Terkadang aku berpura-pura menyapanya di saat Ningroem sedang menjemur baju.
Memang untuk laki-laki seperti aku yang mempunyai istri sakit dianjurkan untuk menikah lagi, tapi itu kalau mampu dari segi materi, bisa adil, tetapi aku kayaknya belum bisa seperti itu. Karena aku masih mencintai Ratna, namun kalau memikirkan hari tua aku tidak ada penerus yang bisa menjagaku di kala aku sudah tidak lagi bisa mencari nafkah, dikala sakit, terlebih kalau Ratna diambil lebih dulu aku bisa saja hanya seorang diri pun sebaliknya dengan Ratna, tetapi apakah kalau aku menikah lagi dan mempunyai anak. Akankah si anak sayang pada Ratna pula? Kalau tidak kasihan Ratna hanya berkorban tetapi tidak mendapatkan apa-apa.
Ya Allah mengapa hidupku jadi serumit ini?
Lembayung sore sangat indah, tidak seperti hari biasanya yang turun hujan atau sekedar gerimis yang membasahi.

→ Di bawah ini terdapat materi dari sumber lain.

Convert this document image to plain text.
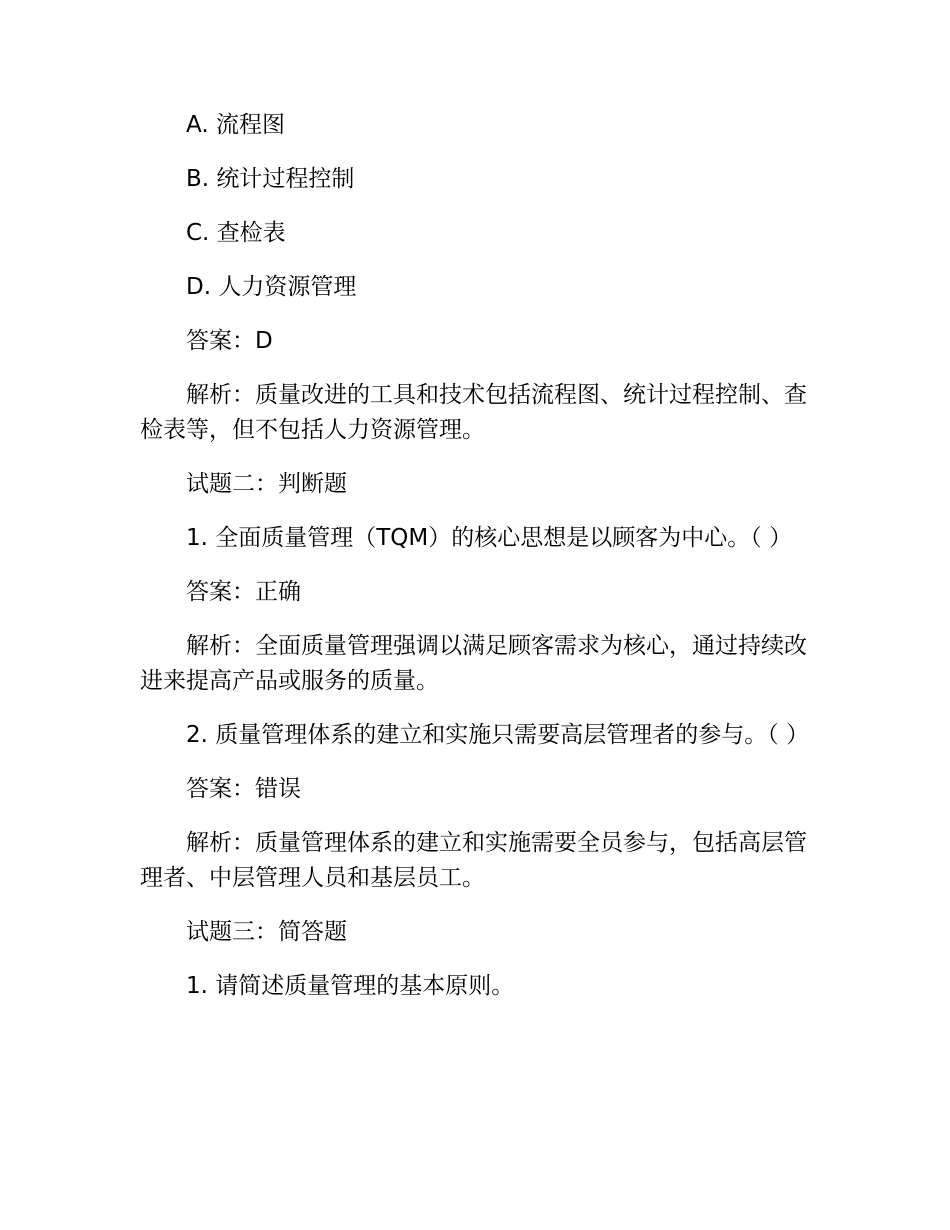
A. 流程图

B. 统计过程控制

C. 查检表

D. 人力资源管理

答案：D

解析：质量改进的工具和技术包括流程图、统计过程控制、查检表等，但不包括人力资源管理。

试题二：判断题

1. 全面质量管理（TQM）的核心思想是以顾客为中心。（ ）

答案：正确

解析：全面质量管理强调以满足顾客需求为核心，通过持续改进来提高产品或服务的质量。

2. 质量管理体系的建立和实施只需要高层管理者的参与。（ ）

答案：错误

解析：质量管理体系的建立和实施需要全员参与，包括高层管理者、中层管理人员和基层员工。

试题三：简答题

1. 请简述质量管理的基本原则。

Ningroem tak sengaja berpapasan di teras rumah ketika mengangkat jemuran dengan Ratna. Ningroem tidak dapat menatap wanita ayu yang sedang duduk di kursi teras.
"Ning, duduklah dulu," pintanya Ratna pada Ningroem yang hendak masuk membawa pakaian kering.
Ningroem menurut setelah meletakkan jemurannya di dalam rumah kemudian kembali menemui Ratna yang sedang menunggunya.
Kami berdua duduk berhadapan, Ratna mulai berbicara memecah kesunyian di antara keduanya.
"Aku ingin minta tolong, bisakah Mbak mengabulkan permintaanku?" tanya Ratna.
"Insyaallah kalau aku bisa Mbak, memang Mbak minta tolong apa?"
Aku jadi penasaran dan semakin penasaran karena dari tadi belum juga terucap apa yang diinginkannya. Mbak Ratna sebenarnya menginginkan apa?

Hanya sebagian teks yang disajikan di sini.